The rise of the machines
The fact that technology is built into practically every car today is driving a steady rise in behaviour and usage-driven insurance, whereby your insurer collects a range of data about how, when and where you drive, and adjusts your premiums accordingly.
For us, a major trend in insurance is how we’re increasingly using artificial intelligence (AI) to calculate personalised premiums based on your individual risk profile, and to simplify the claims journey. Claims have traditionally been fragmented, complex and tedious, with input needed from a range of stakeholders. Today, our claims engine can adjudicate and approve minor claims almost instantly, with hardly any human intervention.
Mobility patterns are changing. Older generations swear by owning their own cars. Younger generations don’t. For them, cars aren’t status symbols. They’re a means of getting from A to B.
What this means from an insurance point of view is a reduction in personal car ownership, which will mean a reduction in personal car insurance. Still, someone will own the cars, and will have to insure them. There will always be cars. They’ll just be insured differently.
The EV question
There’s no doubt that EVs are going to become a way of life in South Africa sooner than we think. And if you own an EV, your insurance experience will be similar to that of a conventional vehicle. You’ll probably pay a bit more to insure an EV, because it’s more expensive than your average vehicle, and they cost more to repair than conventional cars. But the standard factors, like your age, claims history and where you live will still be the biggest determining factors of your personal risk.
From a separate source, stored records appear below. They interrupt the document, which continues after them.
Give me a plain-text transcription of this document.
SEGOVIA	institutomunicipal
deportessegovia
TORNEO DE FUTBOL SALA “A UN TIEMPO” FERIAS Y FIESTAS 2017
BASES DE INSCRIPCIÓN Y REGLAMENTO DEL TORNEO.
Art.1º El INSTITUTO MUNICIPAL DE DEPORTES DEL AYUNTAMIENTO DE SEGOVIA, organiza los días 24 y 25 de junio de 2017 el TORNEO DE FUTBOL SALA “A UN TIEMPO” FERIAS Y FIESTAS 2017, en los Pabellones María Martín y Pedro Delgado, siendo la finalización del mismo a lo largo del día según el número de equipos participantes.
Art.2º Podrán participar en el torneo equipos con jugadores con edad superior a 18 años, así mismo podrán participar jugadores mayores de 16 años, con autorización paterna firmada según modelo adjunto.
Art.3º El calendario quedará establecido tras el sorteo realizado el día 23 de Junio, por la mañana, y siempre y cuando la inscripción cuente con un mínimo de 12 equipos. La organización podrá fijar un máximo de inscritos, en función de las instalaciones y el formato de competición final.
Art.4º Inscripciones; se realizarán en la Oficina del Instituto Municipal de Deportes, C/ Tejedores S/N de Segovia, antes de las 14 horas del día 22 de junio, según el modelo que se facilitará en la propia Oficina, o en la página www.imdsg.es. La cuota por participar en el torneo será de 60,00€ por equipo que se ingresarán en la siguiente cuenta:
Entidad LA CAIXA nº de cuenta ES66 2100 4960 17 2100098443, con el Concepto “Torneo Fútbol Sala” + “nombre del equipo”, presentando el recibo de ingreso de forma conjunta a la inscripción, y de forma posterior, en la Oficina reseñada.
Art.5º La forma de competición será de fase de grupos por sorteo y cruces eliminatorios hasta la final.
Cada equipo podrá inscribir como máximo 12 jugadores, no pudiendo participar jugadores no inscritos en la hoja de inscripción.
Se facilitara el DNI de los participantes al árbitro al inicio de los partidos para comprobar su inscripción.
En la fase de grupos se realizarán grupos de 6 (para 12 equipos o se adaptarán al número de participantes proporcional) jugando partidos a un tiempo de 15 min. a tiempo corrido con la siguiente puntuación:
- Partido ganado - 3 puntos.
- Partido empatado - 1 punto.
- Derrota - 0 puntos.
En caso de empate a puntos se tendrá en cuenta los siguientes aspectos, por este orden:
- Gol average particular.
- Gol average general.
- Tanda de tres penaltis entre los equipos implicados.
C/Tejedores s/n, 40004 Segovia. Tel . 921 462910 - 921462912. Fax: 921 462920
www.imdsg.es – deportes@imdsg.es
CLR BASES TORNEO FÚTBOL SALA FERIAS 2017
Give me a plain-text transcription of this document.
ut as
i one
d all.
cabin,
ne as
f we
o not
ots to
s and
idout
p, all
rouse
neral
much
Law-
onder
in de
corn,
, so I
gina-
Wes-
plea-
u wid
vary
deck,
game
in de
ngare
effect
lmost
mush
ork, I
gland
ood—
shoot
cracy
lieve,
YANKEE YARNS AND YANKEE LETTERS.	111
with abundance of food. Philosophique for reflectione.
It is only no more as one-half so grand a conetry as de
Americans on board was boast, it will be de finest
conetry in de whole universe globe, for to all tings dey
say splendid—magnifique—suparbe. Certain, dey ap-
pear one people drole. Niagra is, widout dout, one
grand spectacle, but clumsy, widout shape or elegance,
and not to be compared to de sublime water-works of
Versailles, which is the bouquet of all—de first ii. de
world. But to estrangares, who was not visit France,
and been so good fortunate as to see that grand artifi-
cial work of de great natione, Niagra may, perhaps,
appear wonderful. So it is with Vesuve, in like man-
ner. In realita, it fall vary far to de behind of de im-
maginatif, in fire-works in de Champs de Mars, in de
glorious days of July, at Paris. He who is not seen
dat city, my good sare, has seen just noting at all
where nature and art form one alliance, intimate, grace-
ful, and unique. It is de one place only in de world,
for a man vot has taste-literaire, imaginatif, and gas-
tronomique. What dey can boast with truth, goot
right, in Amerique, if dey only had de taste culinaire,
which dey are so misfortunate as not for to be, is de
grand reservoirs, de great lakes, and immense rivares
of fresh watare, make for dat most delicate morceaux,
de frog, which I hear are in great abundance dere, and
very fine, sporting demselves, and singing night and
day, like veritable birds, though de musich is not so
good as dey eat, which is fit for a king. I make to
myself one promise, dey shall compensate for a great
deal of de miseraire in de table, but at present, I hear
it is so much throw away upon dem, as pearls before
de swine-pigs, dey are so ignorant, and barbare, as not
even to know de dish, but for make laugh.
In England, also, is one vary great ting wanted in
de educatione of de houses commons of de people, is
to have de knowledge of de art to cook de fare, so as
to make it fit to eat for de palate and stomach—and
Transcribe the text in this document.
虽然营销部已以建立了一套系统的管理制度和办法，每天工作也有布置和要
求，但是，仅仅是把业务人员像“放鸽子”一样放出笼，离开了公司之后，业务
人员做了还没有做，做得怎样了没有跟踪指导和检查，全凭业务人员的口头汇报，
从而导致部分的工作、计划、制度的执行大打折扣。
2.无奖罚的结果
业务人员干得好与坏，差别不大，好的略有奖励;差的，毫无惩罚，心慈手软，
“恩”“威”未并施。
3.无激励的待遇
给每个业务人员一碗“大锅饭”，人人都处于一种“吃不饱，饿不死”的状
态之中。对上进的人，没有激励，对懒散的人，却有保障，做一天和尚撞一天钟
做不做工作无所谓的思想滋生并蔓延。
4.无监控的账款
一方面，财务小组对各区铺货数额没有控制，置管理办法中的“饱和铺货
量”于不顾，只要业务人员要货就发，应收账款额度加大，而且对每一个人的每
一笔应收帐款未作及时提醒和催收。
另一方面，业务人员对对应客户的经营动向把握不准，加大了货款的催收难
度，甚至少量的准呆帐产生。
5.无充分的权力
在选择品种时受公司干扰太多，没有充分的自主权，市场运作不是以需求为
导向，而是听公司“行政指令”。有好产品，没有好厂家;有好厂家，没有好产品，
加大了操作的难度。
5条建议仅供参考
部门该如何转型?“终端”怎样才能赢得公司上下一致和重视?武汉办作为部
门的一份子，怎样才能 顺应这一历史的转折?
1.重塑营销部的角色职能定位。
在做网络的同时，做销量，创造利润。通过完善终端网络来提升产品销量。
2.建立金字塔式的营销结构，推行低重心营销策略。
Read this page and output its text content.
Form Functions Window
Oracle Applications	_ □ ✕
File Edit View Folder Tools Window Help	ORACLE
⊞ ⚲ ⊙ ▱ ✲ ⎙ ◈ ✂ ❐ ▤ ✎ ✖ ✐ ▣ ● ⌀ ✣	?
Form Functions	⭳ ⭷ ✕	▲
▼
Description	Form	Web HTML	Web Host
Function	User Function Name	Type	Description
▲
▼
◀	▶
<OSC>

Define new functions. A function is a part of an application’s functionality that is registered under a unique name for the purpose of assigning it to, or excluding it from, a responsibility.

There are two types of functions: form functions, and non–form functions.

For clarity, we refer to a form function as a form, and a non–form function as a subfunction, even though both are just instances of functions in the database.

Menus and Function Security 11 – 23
By the same token, the theft risk for an EV could drop, especially in the early days of EV adoption, as they will be both difficult to steal and hard to dispose of.
The bigger change would be if you choose to install charging equipment at your home. This type of equipment will have to be installed professionally and connected to the building’s power grid, and will have to be noted on your policy schedule to ensure that issues like power surges are covered.
This will have an impact on your buildings insurance, and you should preferably discuss this with your insurer or broker before you install any charging equipment at a residence.
Now, if you’ll excuse me, my car is waiting.